The SEO Benefit of Contributing to Open Source – A Case Study

A rarity for me, an SEO post.

I’m going to share a method I got 200 okay backlinks in a period of around 24 hours (or rather 24 hours preparation).

As you all know (and am singing about it again, because I’m so proud of it), I contributed to the WordPress 3.9 release of WordPress. A huge honour which came with a few links of kudos and the like, however I was curious – what was the SEO benefit of me contributing to WordPress?

SEO is still pretty much a links game, and it can help your site by getting a legitimate amount of links. So the first port of call was checking how many sites link to my WordPress.org profile. WordPress – in their release post – links to all contributors’ WordPress.org Profile, so I thought that’d be a good place to start. I fired up Majestic SEO and checked the recently discovered backlinks. I found this:-
new-backlinks-wordpress.org.profile

131! Sure, there were a few spam and scraper sites, but overall there were some gooduns. Now what about one of my properties? Well I checked out the Winwar Media site (which is linked to on the profile), and found this.

new-backlinks-winwar.co.uk

The spike was the day after, but it practically correlates. It is slightly bigger due to the fact that the next day I also published my WordPress 3.9 Feature Guide on the FireCask blog (which links to my site in the footer). But overall, there was an increase in backlinks.

So SEO Agencies, on your developer’s downtime, why not encourage them to contribute to Open Source projects? It could really help grow your profile. If not the backlinks from legitimate sources, but can also provide you with case studies for your blog, and even leads.

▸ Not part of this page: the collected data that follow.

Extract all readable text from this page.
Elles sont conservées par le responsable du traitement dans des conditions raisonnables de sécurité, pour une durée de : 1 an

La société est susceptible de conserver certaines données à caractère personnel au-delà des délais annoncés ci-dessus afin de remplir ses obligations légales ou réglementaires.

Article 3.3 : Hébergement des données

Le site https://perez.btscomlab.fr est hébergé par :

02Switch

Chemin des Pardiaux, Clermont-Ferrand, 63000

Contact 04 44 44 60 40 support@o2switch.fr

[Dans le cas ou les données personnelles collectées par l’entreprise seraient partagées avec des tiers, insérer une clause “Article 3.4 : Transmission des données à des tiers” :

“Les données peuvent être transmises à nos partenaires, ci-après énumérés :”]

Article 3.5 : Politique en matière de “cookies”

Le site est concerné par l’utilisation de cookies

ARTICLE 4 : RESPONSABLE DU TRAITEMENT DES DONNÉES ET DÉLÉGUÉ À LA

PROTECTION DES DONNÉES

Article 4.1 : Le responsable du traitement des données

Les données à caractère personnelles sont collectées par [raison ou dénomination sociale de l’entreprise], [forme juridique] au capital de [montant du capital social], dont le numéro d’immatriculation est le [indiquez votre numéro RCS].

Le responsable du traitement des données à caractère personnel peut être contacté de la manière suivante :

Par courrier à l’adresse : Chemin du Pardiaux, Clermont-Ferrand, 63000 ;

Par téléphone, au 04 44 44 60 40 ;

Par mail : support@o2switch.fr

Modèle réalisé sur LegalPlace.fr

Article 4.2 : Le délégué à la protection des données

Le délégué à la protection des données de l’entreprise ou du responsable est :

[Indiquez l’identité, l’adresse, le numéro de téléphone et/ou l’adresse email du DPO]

In terms of contributing to WordPress, getting links has been the least rewarding thing about it. However I understand that people aren’t necessarily as community focused as me, and may need some pushing to get going. I also know that there are hundreds of Open Source Projects that are crying out for talented developers to contribute.

It’s not a guaranteed result, of course. My code could’ve been cut from the release (it was an edge case, my fix), but what is? PR Pitches don’t get picked up, outreach emails get ignored and internal sites get abandoned. I truly believe that this is quite a legitimate form of building authority for you.

But, best of all, you’re making the internet a better place.